Selain itu massa aksi juga mendesak Komnas HAM RI mengusut tuntas penembakan terhadap Maikel Welerubun pada aksi 27 Agustus 2025. Kejati dan Ombudsman RI memeriksa Kepala Kejaksaan Negeri Sorong atas dugaan keterangan palsu soal “inkondusifitas” Sorong.
Kordinator aksi Simon Nauw juga meminta agar menghentikan intimidasi terhadap keluarga Sayang Mandabayan dan seluruh aktivis HAM Papua Barat.

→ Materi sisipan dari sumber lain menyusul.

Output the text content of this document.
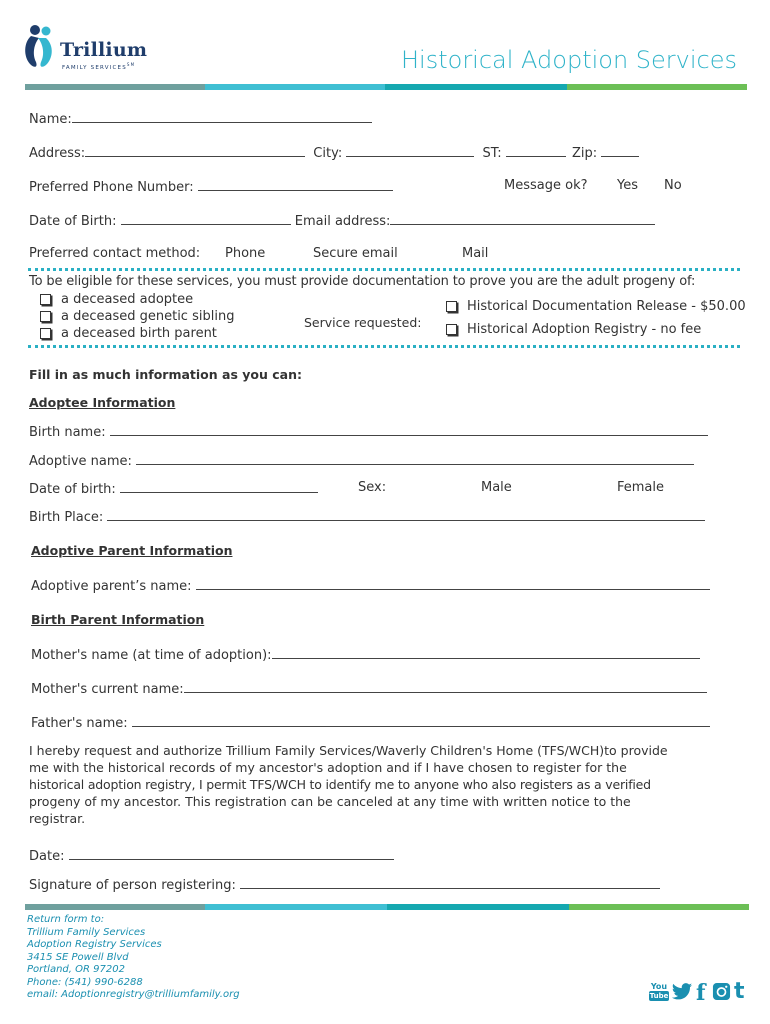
Trillium
FAMILY SERVICES℠	Historical Adoption Services
Name:
Address:	City:	ST:	Zip:
Preferred Phone Number:	Message ok? Yes No
Date of Birth:	Email address:
Preferred contact method: Phone	Secure email	Mail
To be eligible for these services, you must provide documentation to prove you are the adult progeny of:
a deceased adoptee
a deceased genetic sibling
a deceased birth parent
Service requested:
Historical Documentation Release - $50.00
Historical Adoption Registry - no fee
Fill in as much information as you can:
Adoptee Information
Birth name:
Adoptive name:
Date of birth:	Sex:	Male	Female
Birth Place:
Adoptive Parent Information
Adoptive parent’s name:
Birth Parent Information
Mother's name (at time of adoption):
Mother's current name:
Father's name:
I hereby request and authorize Trillium Family Services/Waverly Children's Home (TFS/WCH)to provide
me with the historical records of my ancestor's adoption and if I have chosen to register for the
historical adoption registry, I permit TFS/WCH to identify me to anyone who also registers as a verified
progeny of my ancestor. This registration can be canceled at any time with written notice to the
registrar.
Date:
Signature of person registering:
Return form to:
Trillium Family Services
Adoption Registry Services
3415 SE Powell Blvd
Portland, OR 97202
Phone: (541) 990-6288
email: Adoptionregistry@trilliumfamily.org
You
Tube f t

“Kami desak pemerintah Indonesia segera membentuk Tim Gabungan Pencari Fakta (TGPF) independen untuk menyelidiki penyalahgunaan senjata api dalam aksi 27 Agustus,” ungkap dalam orasinya.
Sementara itu Ronaldo Kinho, mengatakan kami menuntut Pemprov Papua Barat Daya melakukan pemulihan trauma dan membiayai korban luka luka.
“Kami menegaskan bahwa pembebasan 24 tahanan aksi 27 Agustus adalah murni hasil desakan rakyat, bukan kemurahan pemerintah,” kata Ronaldo.
“Hentikan dugaan intimidasi terhadap keluarga 4 Tapol NFRPB dan meminta Jaksa Penuntut Umum untuk segera mencabut tuntutan makar yang telah didakwakan kepada keempat tapol tersebut, karena telah melanggar prinsip-prinsip hak asasi manusia dalam menyampaikan pikiran serta pendapat,” ungkapnya.
Ia menambahkan Segera berikan hak menentukan nasib sendiri bagi rakyat Papua Barat sebagai solusi demokratis.
“Kami akan terus mengawal isu ini dan menyerukan kepada seluruh rakyat Papua Barat serta masyarakat sipil Indonesia untuk bersolidaritas. Demokrasi tidak boleh dikubur di tanah Papua oleh segelintir elite yang bersembunyi di balik kepentingan,” tutup pembicara.
Ketua Pengadilan Negeri Sorong Beauty D.E. Simatauw, S.H., M.H.. menerima aspirasi dari massa Aksi ia menekankan tuntutan yang telah disampaikan kepada pihaknya dan akan diteruskan.
“Ini sidang sekarang sedang berlangsung di pengadilan negeri Makassar, secara administrasi dan bahkan fakta sidang ada di Makassar, jadi kami di pengadilan negeri Sorong tidak sama sekali, ada punya kepentingan atau perkara itu ada masuk di PN Sorong secara administrasi tidak ada,” ungkapnya.
“Jadi secara administrasi perkara tersebut penahanan ditangani oleh majelis hakim di sana. Kami majelis hakim di pengadilan negeri Sorong tidak tahu sama sekali. Saran saja bahwa bisa kordinasi dengan kejaksaan Agar tahanan-tahanan ini kalau bisa sidang itu putus cepat untuk kembalikan ke sini,” tutupnya.